Significantly increased pull-out forces were measured for the cemented standard screw compared to the uncemented standard screw (+689 N, P < 0.001) and the dual outer diameter screw (+403 N, P < 0.001). Comparing the dual outer diameter screw to the uncemented standard screw in the total study group, a distinct but not significant increase was measured (+149 N, P = 0.114). Further analysis of these two screws, however, revealed a significant increase of pull-out force for the dual outer diameter screw in the lumbar region (+247 N, P = 0.040), as well as for a screw-to-pedicle diameter ratio between 0.6 and 1 (+ 488 N, P = 0.028).

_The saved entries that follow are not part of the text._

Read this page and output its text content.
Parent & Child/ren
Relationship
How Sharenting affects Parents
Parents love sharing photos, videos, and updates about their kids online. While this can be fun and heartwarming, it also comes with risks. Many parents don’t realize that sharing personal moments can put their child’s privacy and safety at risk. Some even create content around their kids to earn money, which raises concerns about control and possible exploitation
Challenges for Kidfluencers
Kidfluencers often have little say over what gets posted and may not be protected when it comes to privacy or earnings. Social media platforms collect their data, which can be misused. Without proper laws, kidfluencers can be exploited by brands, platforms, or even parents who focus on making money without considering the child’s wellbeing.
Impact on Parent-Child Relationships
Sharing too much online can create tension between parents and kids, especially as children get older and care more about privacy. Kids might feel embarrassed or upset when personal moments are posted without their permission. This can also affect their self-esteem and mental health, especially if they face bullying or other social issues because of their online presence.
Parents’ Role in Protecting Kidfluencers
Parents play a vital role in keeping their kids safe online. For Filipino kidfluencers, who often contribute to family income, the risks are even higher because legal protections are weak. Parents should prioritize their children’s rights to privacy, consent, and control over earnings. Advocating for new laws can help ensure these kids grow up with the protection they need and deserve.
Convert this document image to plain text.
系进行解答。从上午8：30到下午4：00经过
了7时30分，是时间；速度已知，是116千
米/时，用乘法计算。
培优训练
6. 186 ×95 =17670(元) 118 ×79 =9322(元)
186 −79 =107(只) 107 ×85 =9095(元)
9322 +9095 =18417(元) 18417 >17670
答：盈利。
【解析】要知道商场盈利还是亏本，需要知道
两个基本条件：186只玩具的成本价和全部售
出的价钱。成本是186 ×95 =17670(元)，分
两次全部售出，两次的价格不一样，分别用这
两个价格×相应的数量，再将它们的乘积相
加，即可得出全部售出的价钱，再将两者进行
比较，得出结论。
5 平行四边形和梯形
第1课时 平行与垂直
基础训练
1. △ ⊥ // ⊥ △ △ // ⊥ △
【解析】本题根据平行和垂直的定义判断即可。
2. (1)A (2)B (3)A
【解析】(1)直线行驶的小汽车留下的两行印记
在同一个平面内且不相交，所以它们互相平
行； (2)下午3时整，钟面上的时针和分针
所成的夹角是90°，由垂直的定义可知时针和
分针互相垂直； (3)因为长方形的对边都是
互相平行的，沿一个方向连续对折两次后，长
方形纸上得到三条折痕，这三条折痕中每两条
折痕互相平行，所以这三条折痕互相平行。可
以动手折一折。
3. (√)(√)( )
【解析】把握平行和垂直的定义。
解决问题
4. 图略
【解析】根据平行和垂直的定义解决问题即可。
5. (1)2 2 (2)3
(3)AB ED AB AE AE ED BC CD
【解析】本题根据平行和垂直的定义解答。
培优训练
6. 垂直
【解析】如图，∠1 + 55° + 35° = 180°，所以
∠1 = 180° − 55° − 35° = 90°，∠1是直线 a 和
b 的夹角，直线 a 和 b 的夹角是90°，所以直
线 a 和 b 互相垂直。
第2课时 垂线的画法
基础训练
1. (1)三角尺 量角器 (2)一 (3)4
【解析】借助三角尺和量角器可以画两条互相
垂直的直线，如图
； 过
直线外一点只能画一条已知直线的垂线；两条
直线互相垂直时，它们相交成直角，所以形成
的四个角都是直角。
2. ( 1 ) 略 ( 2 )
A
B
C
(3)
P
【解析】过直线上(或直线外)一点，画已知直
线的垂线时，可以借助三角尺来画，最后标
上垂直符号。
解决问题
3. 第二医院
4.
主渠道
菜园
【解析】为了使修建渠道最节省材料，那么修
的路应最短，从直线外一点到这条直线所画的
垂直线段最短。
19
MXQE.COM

For clinical application, cement augmentation remains the gold standard for increasing screw stability. According to our results, the use of a dual outer diameter screw is an interesting option to increase screw stability in the lumbar region without cement augmentation. For the thoracic region, however, the screw-to-pedicle diameter should be checked and attention should be paid to screw cut out, if the dual outer diameter screw is considered.
分析双外径螺钉的潜力,并系统评估双外径螺钉与非骨水泥和骨水泥标准椎弓根螺钉相比的拔出力,特别关注椎弓根直径和椎体节段。
将五具人体脊柱(T - L )的60个椎体分为三个研究组,用于对非骨水泥双外径螺钉、非骨水泥标准螺钉和骨水泥标准螺钉进行两两比较,并根据骨密度(BMD)和椎体节段进行随机分组。对椎体进行器械植入,测定插入扭矩,并使用材料试验机进行拔出试验。在每个研究组内进行两两比较,评估失效载荷。确定螺钉与椎弓根直径的比值,并比较不同比值以及椎体节段的非骨水泥双外径螺钉和标准螺钉。
与非骨水泥标准螺钉(+689 N,P < 0.001)和双外径螺钉(+403 N,P < 0.001)相比,骨水泥标准螺钉的拔出力显著增加。在整个研究组中,将双外径螺钉与非骨水泥标准螺钉进行比较,测得有明显但不显著的增加(+149 N,P = 0.114)。然而,对这两种螺钉的进一步分析显示,双外径螺钉在腰椎区域的拔出力显著增加(+247 N,P = 0.040),以及在螺钉与椎弓根直径比值在0.6至1之间时也显著增加(+488 N,P = 0.028)。
对于临床应用,骨水泥增强仍然是提高螺钉稳定性的金标准。根据我们的结果,使用双外径螺钉是在不进行骨水泥增强的情况下增加腰椎区域螺钉稳定性的一个有趣选择。然而,对于胸椎区域,如果考虑使用双外径螺钉,应检查螺钉与椎弓根直径的比值,并注意螺钉穿出情况。